# Running SPMD on GPU

PyTorch/XLA supports SPMD on NVIDIA GPU (single-node or multi-nodes).
The training/inference script remains the same as the one used for TPU,
such as this [ResNet
script](https://github.com/pytorch/xla/blob/1dc78948c0c9d018d8d0d2b4cce912552ab27083/test/spmd/test_train_spmd_imagenet.py).
To execute the script using SPMD, we leverage `torchrun`:

    PJRT_DEVICE=CUDA \
    torchrun \
    --nnodes=${NUM_GPU_MACHINES} \
    --node_rank=${RANK_OF_CURRENT_MACHINE} \
    --nproc_per_node=1 \
    --rdzv_endpoint="<MACHINE_0_IP_ADDRESS>:<PORT>" \
    training_or_inference_script_using_spmd.py

-   `--nnodes`: how many GPU machines to be used.
-   `--node_rank`: the index of the current GPU machines. The value can
    be 0, 1, ..., \${NUMBER_GPU_VM}-1.
-   `--nproc_per_node`: the value must be 1 due to the SPMD requirement.
-   `--rdzv_endpoint`: the endpoint of the GPU machine with
    node_rank==0, in the form `host:port`. The host will be the internal
    IP address. The `port` can be any available port on the machine. For
    single-node training/inference, this parameter can be omitted.

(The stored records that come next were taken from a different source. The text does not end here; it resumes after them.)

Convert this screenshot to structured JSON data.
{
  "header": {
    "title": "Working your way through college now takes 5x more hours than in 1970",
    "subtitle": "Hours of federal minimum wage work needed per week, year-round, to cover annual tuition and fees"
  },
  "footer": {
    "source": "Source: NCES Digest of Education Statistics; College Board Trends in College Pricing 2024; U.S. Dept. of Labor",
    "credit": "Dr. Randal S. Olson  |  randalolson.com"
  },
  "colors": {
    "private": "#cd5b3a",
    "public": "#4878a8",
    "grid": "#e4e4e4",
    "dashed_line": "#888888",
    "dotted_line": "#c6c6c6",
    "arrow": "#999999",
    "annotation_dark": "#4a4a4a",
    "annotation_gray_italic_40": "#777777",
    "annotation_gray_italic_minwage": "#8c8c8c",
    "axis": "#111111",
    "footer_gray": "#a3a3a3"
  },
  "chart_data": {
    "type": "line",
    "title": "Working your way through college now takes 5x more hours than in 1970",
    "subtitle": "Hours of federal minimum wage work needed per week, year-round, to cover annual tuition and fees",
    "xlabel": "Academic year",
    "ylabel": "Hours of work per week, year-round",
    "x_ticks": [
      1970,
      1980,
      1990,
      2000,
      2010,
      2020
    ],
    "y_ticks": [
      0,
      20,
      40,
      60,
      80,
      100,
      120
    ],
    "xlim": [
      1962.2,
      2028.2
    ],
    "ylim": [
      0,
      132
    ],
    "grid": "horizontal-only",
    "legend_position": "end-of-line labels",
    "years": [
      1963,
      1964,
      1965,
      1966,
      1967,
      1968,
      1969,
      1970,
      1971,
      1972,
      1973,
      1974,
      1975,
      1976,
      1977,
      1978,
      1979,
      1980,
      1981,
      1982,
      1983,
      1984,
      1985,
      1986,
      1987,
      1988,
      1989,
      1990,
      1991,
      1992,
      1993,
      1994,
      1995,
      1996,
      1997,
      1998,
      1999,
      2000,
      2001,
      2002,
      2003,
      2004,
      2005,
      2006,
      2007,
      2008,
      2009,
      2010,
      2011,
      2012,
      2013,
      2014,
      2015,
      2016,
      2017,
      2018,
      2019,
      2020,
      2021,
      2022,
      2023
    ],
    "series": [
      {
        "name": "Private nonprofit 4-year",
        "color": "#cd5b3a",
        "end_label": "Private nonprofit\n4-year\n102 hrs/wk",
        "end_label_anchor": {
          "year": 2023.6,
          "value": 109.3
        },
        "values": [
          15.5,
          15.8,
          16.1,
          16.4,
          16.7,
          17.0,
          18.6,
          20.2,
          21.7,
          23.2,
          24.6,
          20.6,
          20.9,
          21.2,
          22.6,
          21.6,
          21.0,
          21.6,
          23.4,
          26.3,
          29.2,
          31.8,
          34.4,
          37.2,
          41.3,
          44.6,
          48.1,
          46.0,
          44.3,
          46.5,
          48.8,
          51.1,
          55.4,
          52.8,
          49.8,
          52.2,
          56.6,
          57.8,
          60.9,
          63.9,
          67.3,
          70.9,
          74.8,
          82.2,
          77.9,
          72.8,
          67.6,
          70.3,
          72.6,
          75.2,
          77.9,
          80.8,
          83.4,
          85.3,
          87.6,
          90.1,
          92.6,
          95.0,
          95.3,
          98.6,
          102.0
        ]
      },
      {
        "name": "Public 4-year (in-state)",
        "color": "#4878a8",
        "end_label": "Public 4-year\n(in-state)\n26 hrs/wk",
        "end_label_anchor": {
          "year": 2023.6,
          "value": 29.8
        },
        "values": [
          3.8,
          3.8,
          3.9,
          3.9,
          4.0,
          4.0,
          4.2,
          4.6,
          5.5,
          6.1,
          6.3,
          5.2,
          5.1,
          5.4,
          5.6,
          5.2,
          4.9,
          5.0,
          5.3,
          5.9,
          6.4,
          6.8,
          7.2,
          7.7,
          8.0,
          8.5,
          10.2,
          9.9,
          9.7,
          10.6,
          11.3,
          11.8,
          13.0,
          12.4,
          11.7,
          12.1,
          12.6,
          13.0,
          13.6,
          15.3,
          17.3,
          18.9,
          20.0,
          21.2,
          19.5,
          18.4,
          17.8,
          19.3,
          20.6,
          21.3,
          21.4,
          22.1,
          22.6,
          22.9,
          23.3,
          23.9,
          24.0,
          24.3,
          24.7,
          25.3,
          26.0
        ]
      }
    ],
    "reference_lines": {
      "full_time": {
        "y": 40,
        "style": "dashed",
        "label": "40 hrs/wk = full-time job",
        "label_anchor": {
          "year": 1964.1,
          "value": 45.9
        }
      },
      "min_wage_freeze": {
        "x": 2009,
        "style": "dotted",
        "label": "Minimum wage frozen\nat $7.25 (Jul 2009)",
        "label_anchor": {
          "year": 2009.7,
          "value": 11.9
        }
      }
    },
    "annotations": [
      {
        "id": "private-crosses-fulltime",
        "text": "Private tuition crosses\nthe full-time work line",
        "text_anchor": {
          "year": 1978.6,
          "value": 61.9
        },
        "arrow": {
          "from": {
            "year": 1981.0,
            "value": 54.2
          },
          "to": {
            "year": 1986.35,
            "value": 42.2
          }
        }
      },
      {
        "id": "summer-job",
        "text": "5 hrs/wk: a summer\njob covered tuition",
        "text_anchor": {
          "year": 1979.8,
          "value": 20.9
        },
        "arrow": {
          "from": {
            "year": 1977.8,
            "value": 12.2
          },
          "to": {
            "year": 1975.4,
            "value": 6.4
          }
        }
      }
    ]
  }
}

For example, if you want to train a ResNet model on 2 GPU machines using
SPMD, you can run the script below on the first machine:

    XLA_USE_SPMD=1 PJRT_DEVICE=CUDA \
    torchrun \
    --nnodes=2 \
    --node_rank=0 \
    --nproc_per_node=1 \
    --rdzv_endpoint="<MACHINE_0_INTERNAL_IP_ADDRESS>:12355" \
    pytorch/xla/test/spmd/test_train_spmd_imagenet.py --fake_data --batch_size 128

and run the following on the second machine:

    XLA_USE_SPMD=1 PJRT_DEVICE=CUDA \
    torchrun \
    --nnodes=2 \
    --node_rank=1 \
    --nproc_per_node=1 \
    --rdzv_endpoint="<MACHINE_0_INTERNAL_IP_ADDRESS>:12355" \
    pytorch/xla/test/spmd/test_train_spmd_imagenet.py --fake_data --batch_size 128

For more information, please refer to the [SPMD support on GPU
RFC](https://github.com/pytorch/xla/issues/6256).